Health Care Workers and Allies Affirm
Health Care as a Right

Queen's Park, February 1, 2016

More than 400 health care workers and their allies participated in a militant rally at Queen's Park on February 1 while the Ontario Standing Committee on Finance and Economic Affairs hosted pre-budget hearings inside the legislature. It was the sixth and last of such actions organized by the Ontario Health Coalition (OHC) with the support of the Ontario Federation of Labour (OFL) and the Ontario Common Front. Previous rallies took place in Hamilton, Windsor, Thunder Bay, Sault Ste. Marie and Ottawa.

The actions focused on the deteriorating condition of public health care in the province caused by the austerity agenda of the rich and carried out by the Wynne Liberals. The participants denounced the ongoing privatization of public health care, cuts to services aimed at balancing health care budgets, and the creation of a health care crisis in Ontario to justify further privatization in the name of efficiency and accountability.
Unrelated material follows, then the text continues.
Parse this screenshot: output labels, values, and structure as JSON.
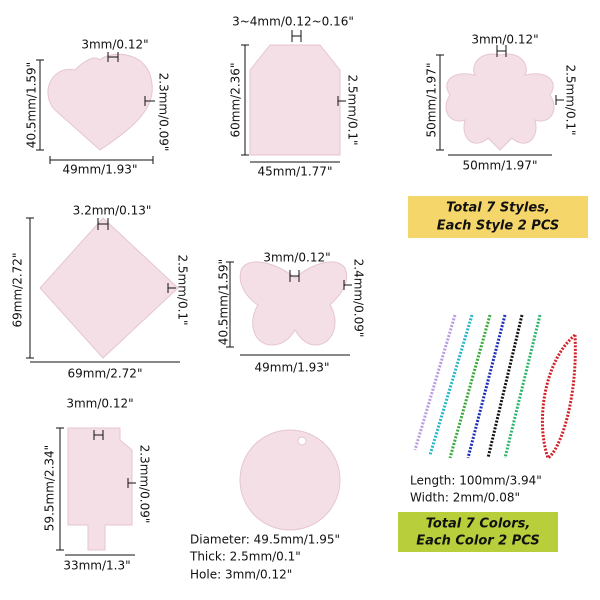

Natalie Mehra, the Executive Director of the OHC, pointed out that after nine consecutive years of Liberal under-funding, privatization and cuts to services, Ontario has the dubious distinction of having the lowest per capita investments in health care of all the provinces and territories. She demanded that funding be restored so that Ontarians can have access to highest quality health care where and when they need it.

A "parade of shame" followed her intervention which showed the extent of the cuts to health care in various communities across the province and the consequences to the people living there. People are having to wait longer and longer for surgery including for critical surgery; patients are discharged from surgical wards as soon as possible and families are being burdened with their care; and in smaller communities like New Liskeard people are having to travel to larger centres to get the appropriate medical treatment. These and all other violations of the rights of Ontarians to health care were highlighted and opposed.

Chris Buckley, President of the OFL noted that the Liberals and their austerity agenda have caused great damage to the people of the province by creating insecurity for all the working people. The wrecking of the manufacturing sector, the loss of good jobs, the rise of seasonal and part-time work, the loss of pensions and benefits and the brutal prospects facing young workers are matters of concern for the labour movement and the whole society, he pointed out. Buckley called on the participants to continue to organize and hold the Wynne Liberals accountable, pledging that the OFL will lead this opposition.

Carol Baker, Co-Chair of the Ontario Common Front, called on everyone to step up the political fight for "the Ontario we want" and bring an end to the austerity agenda of the Liberal government. This agenda has resulted in a small group of rich doing very well at the expense of the well-being of the working people, she noted. This situation is unacceptable and unsustainable, Baker said. She called on everyone to step up the fight for health care, good jobs, living wages and working conditions and other basic rights that will uphold the security and dignity of working people.